Cameey’s condition continued to worsen. He was in really terrible shape, wallowing in pain and growing hysterical. The fear of the inevitable started to creep in but everyone held on to hope.  Their unspoken fear was soon confirmed when the consultant taking care of Cameey called his friends to side and told them, “guys, let me be straight with you. This guy is not going to make itEven this transplant thing you’re talking about, this thing has gone way beyond it. The guy’s system had packed up.” She then advised calling on family and friends to surround him with love in the little time he has left. This was around noon on Thursday. 

But no one simply gives up on a loved one on a sickbed. Even when the doctors had moved on, convinced that his system had shut down, friends and family clung to hope and giving it everything they could. 

We were just trying to do anything, the pastors were there, they were giving him coconut water, they were giving him lemon. There was a drug we got, it was like a supplement, food and all that in powdered form, anything just to help him and keep him alive. All those things didn’t work o. We just kept trying, so it kind of just dawned on us that what the doctors were just saying was true.”

Slowly, Nonso began to accept the actual state of things.

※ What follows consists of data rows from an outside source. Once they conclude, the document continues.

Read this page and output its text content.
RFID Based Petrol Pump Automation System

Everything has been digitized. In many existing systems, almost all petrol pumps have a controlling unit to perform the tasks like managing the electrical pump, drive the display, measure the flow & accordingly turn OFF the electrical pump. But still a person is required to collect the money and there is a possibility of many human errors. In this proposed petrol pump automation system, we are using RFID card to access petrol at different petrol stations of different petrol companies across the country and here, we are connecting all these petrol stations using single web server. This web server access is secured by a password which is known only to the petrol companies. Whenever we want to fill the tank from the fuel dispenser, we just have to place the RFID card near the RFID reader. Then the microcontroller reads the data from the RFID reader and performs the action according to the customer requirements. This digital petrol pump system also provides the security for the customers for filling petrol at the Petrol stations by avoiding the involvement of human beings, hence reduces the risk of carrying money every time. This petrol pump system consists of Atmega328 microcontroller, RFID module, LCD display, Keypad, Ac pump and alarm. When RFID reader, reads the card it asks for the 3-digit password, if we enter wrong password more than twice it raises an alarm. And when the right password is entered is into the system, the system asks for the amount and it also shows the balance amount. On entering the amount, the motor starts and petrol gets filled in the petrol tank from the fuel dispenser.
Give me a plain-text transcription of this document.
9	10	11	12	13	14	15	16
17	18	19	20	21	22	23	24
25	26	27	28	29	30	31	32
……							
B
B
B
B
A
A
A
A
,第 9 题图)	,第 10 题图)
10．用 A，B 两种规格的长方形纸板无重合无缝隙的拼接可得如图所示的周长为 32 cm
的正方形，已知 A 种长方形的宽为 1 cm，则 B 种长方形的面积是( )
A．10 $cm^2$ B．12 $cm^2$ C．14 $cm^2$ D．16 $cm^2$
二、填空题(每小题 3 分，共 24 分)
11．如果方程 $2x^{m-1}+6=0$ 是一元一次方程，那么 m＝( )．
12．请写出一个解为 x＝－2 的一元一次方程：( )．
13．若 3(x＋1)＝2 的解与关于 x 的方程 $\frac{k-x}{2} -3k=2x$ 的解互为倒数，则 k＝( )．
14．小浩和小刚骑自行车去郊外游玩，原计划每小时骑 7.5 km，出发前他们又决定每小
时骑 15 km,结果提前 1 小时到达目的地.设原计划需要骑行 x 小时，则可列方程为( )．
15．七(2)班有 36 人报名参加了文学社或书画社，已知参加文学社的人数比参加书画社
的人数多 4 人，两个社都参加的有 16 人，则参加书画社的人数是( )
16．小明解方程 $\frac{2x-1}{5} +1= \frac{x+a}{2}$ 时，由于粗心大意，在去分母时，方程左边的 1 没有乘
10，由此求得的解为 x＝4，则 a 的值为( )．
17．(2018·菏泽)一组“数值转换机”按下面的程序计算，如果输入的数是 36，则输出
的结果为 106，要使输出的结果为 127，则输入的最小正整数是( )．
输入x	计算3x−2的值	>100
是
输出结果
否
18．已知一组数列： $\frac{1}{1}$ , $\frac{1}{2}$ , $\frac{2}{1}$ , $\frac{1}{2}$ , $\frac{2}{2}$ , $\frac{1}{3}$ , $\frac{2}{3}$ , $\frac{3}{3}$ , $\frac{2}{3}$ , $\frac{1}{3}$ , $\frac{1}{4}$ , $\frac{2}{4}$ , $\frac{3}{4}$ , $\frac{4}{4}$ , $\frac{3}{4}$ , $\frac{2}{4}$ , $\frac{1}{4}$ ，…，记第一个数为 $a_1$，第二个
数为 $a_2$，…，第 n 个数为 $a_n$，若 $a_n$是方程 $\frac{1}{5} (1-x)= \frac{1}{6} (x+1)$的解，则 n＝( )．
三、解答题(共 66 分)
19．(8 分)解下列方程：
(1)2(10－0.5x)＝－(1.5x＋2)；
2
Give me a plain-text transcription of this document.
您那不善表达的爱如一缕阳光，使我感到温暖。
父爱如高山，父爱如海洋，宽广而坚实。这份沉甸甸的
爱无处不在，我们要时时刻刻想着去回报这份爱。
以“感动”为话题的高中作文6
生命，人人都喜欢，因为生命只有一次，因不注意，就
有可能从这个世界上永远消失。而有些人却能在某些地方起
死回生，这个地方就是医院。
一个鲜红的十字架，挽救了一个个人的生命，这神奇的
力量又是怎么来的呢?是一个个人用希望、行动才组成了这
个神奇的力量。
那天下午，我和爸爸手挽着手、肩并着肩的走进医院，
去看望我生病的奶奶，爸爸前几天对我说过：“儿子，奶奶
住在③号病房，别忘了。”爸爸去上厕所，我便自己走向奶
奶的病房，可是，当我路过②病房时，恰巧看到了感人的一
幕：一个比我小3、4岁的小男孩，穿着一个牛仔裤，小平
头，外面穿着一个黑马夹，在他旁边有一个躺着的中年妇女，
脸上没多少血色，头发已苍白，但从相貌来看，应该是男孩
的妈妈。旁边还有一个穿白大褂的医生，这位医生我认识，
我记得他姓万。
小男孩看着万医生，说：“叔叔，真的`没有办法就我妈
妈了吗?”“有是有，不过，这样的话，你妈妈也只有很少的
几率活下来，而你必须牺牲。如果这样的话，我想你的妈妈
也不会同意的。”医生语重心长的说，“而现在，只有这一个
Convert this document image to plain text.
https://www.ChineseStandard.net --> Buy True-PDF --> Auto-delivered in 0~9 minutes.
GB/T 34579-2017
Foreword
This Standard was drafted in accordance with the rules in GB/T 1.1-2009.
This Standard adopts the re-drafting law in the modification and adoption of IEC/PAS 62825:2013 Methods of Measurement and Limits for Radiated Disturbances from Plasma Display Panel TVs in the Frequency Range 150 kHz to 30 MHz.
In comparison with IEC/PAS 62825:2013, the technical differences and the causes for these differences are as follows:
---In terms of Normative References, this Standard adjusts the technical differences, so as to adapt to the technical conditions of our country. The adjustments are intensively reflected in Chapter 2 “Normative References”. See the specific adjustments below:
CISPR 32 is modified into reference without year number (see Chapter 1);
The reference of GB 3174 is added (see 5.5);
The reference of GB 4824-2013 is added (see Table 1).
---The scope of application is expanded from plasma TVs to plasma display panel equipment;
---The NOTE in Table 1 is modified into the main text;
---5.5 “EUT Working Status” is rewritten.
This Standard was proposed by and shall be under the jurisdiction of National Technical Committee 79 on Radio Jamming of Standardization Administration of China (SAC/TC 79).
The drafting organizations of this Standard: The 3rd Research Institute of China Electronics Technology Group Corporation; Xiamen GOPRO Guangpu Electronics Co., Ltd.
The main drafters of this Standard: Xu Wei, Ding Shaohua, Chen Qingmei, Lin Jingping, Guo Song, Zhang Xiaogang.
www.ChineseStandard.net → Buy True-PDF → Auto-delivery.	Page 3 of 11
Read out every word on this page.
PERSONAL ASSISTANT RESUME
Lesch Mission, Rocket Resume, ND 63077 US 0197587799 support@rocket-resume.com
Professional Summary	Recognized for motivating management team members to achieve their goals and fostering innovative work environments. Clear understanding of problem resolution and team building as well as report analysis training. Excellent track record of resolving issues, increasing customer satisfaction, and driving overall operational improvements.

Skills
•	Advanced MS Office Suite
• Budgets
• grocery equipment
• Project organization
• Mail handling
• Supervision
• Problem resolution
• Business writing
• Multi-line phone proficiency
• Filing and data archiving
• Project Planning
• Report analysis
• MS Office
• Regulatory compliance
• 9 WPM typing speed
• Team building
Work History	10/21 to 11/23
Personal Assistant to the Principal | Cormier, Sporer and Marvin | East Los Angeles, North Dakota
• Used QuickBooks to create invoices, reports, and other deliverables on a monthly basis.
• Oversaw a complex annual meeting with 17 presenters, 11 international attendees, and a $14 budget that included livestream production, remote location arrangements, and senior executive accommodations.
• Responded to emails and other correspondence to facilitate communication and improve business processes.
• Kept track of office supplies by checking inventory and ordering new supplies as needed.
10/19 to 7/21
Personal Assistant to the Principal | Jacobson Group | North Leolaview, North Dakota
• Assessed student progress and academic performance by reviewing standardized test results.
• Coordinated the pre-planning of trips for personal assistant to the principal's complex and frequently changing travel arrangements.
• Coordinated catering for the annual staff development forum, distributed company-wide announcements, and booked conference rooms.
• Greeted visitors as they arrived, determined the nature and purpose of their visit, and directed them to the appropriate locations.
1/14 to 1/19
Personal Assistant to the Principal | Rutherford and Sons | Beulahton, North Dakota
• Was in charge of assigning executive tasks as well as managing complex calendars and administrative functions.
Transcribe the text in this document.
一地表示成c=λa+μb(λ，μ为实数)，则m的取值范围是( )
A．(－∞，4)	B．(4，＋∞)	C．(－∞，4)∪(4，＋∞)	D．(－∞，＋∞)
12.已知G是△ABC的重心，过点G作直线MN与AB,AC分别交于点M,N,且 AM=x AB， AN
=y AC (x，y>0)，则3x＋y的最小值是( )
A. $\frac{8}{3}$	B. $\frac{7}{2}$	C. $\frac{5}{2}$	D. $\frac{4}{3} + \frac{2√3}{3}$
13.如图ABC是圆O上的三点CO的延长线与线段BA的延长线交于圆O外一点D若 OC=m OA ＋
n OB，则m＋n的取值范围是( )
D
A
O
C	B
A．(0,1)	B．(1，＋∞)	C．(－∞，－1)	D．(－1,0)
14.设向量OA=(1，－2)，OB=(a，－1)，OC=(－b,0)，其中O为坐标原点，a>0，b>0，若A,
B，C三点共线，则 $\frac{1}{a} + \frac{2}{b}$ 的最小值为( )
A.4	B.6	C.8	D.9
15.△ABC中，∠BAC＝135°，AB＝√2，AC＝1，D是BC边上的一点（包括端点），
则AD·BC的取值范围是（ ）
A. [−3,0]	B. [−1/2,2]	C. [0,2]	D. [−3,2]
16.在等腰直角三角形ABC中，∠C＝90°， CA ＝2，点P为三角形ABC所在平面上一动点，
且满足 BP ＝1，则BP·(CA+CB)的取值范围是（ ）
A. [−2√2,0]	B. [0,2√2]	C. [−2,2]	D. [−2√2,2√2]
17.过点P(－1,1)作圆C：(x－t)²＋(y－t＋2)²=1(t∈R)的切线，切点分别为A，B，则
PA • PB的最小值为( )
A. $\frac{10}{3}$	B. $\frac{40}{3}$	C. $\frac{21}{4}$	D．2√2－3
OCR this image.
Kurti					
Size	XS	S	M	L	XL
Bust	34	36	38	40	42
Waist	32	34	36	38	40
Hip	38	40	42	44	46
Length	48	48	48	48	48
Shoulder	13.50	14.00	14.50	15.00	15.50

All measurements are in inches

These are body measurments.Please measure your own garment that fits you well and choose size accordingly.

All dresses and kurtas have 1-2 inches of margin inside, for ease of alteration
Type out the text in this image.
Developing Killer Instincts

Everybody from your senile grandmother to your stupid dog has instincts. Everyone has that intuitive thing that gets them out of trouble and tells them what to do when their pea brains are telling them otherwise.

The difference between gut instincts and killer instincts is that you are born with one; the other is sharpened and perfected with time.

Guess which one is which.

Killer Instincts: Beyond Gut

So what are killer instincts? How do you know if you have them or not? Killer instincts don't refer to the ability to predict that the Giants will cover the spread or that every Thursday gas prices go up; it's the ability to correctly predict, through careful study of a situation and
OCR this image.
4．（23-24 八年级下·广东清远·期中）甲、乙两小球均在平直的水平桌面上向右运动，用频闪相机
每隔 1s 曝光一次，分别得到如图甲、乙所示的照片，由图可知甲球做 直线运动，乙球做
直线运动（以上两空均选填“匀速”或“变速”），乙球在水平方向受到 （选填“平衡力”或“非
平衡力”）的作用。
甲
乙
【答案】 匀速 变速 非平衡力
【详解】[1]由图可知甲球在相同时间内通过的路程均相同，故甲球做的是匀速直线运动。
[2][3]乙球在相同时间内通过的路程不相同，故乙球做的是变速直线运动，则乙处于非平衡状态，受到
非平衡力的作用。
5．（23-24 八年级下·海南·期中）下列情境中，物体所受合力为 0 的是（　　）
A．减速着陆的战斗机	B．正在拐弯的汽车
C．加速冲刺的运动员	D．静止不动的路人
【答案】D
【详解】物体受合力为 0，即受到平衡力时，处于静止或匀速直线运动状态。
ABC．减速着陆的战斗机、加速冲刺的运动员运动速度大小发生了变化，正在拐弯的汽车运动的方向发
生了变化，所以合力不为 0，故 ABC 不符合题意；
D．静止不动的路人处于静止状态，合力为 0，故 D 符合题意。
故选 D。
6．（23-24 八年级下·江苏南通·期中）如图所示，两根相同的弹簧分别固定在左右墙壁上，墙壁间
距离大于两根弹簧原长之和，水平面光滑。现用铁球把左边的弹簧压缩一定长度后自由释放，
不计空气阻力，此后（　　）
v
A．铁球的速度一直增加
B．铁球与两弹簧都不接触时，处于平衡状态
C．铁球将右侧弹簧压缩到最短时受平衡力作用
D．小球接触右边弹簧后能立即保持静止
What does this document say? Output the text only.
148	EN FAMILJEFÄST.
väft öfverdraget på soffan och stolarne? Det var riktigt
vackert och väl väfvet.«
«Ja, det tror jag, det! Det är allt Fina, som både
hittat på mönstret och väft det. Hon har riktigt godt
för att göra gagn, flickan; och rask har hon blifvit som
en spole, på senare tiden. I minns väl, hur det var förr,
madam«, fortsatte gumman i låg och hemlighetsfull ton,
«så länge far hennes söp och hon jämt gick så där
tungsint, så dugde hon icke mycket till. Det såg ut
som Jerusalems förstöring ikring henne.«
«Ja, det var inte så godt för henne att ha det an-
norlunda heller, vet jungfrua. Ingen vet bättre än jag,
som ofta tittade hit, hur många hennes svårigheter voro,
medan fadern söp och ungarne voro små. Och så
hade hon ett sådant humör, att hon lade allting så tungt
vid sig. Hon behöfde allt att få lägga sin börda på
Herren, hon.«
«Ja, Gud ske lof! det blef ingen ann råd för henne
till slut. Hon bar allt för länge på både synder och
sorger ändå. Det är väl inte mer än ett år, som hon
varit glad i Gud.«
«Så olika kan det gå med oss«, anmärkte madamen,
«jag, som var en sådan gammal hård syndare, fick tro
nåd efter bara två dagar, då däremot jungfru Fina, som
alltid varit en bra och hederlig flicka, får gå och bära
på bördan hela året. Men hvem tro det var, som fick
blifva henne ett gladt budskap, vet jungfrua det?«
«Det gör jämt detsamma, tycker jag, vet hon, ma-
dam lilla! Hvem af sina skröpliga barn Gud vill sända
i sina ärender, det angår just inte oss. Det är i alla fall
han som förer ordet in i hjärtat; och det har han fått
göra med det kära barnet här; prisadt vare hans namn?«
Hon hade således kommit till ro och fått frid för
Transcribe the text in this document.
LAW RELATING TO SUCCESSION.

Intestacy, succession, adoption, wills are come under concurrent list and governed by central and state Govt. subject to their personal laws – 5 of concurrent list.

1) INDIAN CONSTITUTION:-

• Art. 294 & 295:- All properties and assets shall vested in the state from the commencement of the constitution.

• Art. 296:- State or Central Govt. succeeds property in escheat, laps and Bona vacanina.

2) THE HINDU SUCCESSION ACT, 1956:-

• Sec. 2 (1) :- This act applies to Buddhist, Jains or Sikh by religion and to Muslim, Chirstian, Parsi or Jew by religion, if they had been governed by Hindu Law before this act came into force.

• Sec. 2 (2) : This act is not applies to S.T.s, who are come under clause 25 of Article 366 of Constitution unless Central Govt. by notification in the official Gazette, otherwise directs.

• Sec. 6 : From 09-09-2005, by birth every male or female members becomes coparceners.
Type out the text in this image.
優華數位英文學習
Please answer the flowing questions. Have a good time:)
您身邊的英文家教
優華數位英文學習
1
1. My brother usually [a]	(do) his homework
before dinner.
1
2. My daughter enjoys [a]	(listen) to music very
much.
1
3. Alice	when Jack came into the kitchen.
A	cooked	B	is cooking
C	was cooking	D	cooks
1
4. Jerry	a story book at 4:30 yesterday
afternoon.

At that point, people were reaching out from Yankee that ‘create a GoFundMe account so we can put in something’. My guys were telling me to create something. But I didn’t know how to tell them that there’s no need. So I just kept stalling. They were so upset. I just said, there’s no point collecting people’s money. At the same time, part of your mind doesn’t want to lose hope. We just didn’t want to believe all the things the doctors were saying. So I was like let me just watch this guy, if I see that he is more stable, I’d ramp up campaign times ten, like go really really hard.”

Sadly, Cameey passed away sometime between 2 and 3 pm. And upon the official announcement, people started to pay their tributes.  A gem had been lost; a dream chaser denied.


His family has decided to bury him in his home country, Cameroon where he can rest in peace with family, not in a land where he had spent his youth chasing his dreams of being a superstar. In his quest, he had also created a family here. Not one bonded by blood though, but one of shared struggles, values and experiences.  The money raised was partly used to settle Cameey’s hospital bills and the rest expended to his family.

Nonso assures me that the EP is eventually going to be released although he isn’t exactly sure when. For now, family and friends are all focused on the burial rites. Maybe when that’s over, they’d be able to come to conclusions on the release of the project. Another thing to be decided is the proposed title of the project. Some feel that it should be reworked into something more befitting for Cameey’s legacy, while others maintain that the original title is left exactly the way Cameey wanted it.

But regardless of what is eventually decided, the posthumous EP will always be cherished for what it truly is; Cameey’s last gift to us.